Entah mengapa, sore ini saya teringat pada apa yang beliau dawuhkan. Disaat saya merasa buntu pikiran sekedar untuk menorehkan sebaris dua baris kalimat melalui jari-jemari saya, tetiba saja hal itu terlintas di benak.


Ya, seolah kalimat tersebut serasa biasa, namun jika kita mau mencermati secara lebih serius, hal ini mengisyaratkan adanya makna yang mendalam. Ada sebuah tanggung jawab besar yang sesungguhnya tertumpu pada setiap pemimpin, tanggung jawab pada diri, keluarga, masyarakat dan pada Tuhan-nya. Karena itulah menjadi pemimpin adalah amanat berat dalam kehidupan.

Semua kita adalah pemimpin, minimal pemimpin bagi dirinya sendiri. Suami adalah pemimpin bagi keluarga dan istri adalah pemimpin di rumah suaminya. Maka, yang terpenting bagi setiap pemimpin adalah koreksi diri atas apa yang ada dalam dirinya. Jangan sampai ketika terjadi kesalahan serta merta dia menyalahkan yang lainnya tanpa mau melihat keadaan dirinya. Barangkali saja, ada kesalahan yang dibuatnya sehingga orang lain turut terimbas dari kesalahan yang dilakukannya.

Jika setiap orang mau untuk selalu melakukan koreksi diri, dengan sedikit menekan “ego”, -yang kerap menguasainya, tentu keharmonisan akan lebih bisa diharapkan. Taruhlah sebagai misalnya dalam kehidupan keluarga. Suami adalah pemimpin bagi istrinya, namun tidak serta merta dia selalu benar, demikian sebaliknya, istri juga tidak selalu benar dalam semua tindakannya.

Sebagai suami yang baik, tentu ketika berbuat salah, dia mau diingatkan, berusaha merubah perilaku salahnya agar menjadi lebih baik dari sebalumnya. Di sisi lain, istri berperan sebagai seorang yang siap membuka pintu hatinya untuk memberi maaf terhadap suaminya, bukan berperan sebagai Tuhan yang memastikan tertutupnya pintu taubat. Sebaliknya, jika istri berbuat salah, maka seornag suami berperan sebagai seorang yang dengan kebesaran hatinya mau membuka pintu maaf bagi istrinya. Menyadari bahwa semua kesalahan yang pernah terjadi bisa saja menimpa dirinya.
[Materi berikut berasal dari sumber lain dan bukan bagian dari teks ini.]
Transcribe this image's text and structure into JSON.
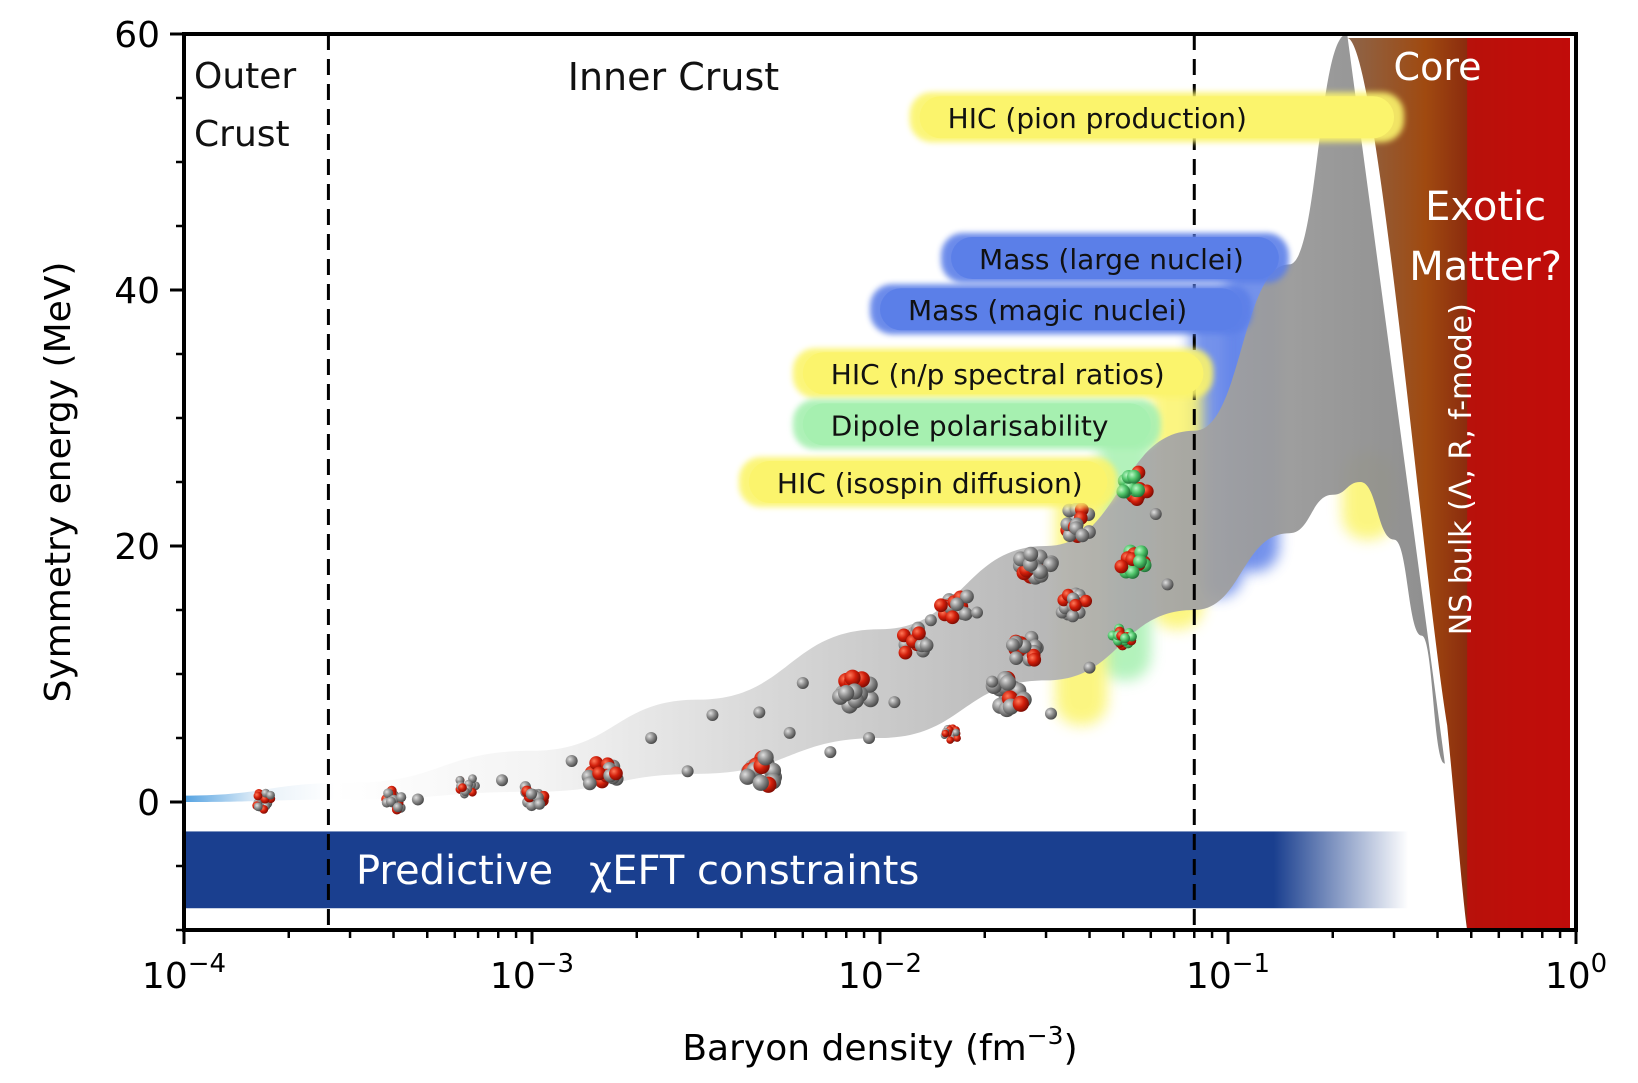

Dengan demikian, keharmonisan dalam kehidupan keluarga dapat dirasakan. Suami istri akan merasakan sakinah, mawaddah, warahmah dalam menjalani bahtera rumah tangganya.

Keharmonisan kehidupan di dunia ini, dimulai dari keharmonisan keluarga. Negara yang harmonis masyarakatnya, dimulai dari keharmonisan keluarga. Karena itu, keseimbangan alam ini sesungguhnya dimulai dari keluarga, dan keharmonisan keluarga, dimulai dari kemampuan seseorang dalam mengendalikan dirinya sendiri. Berani untuk mengakui kesalahan dirinya, dan bercermin pada diri. Dia melihat kesalahan orang lain, selalu berangkat dari kesalahan dirinya sendiri dan tidak berusaha mencari kambing hitam.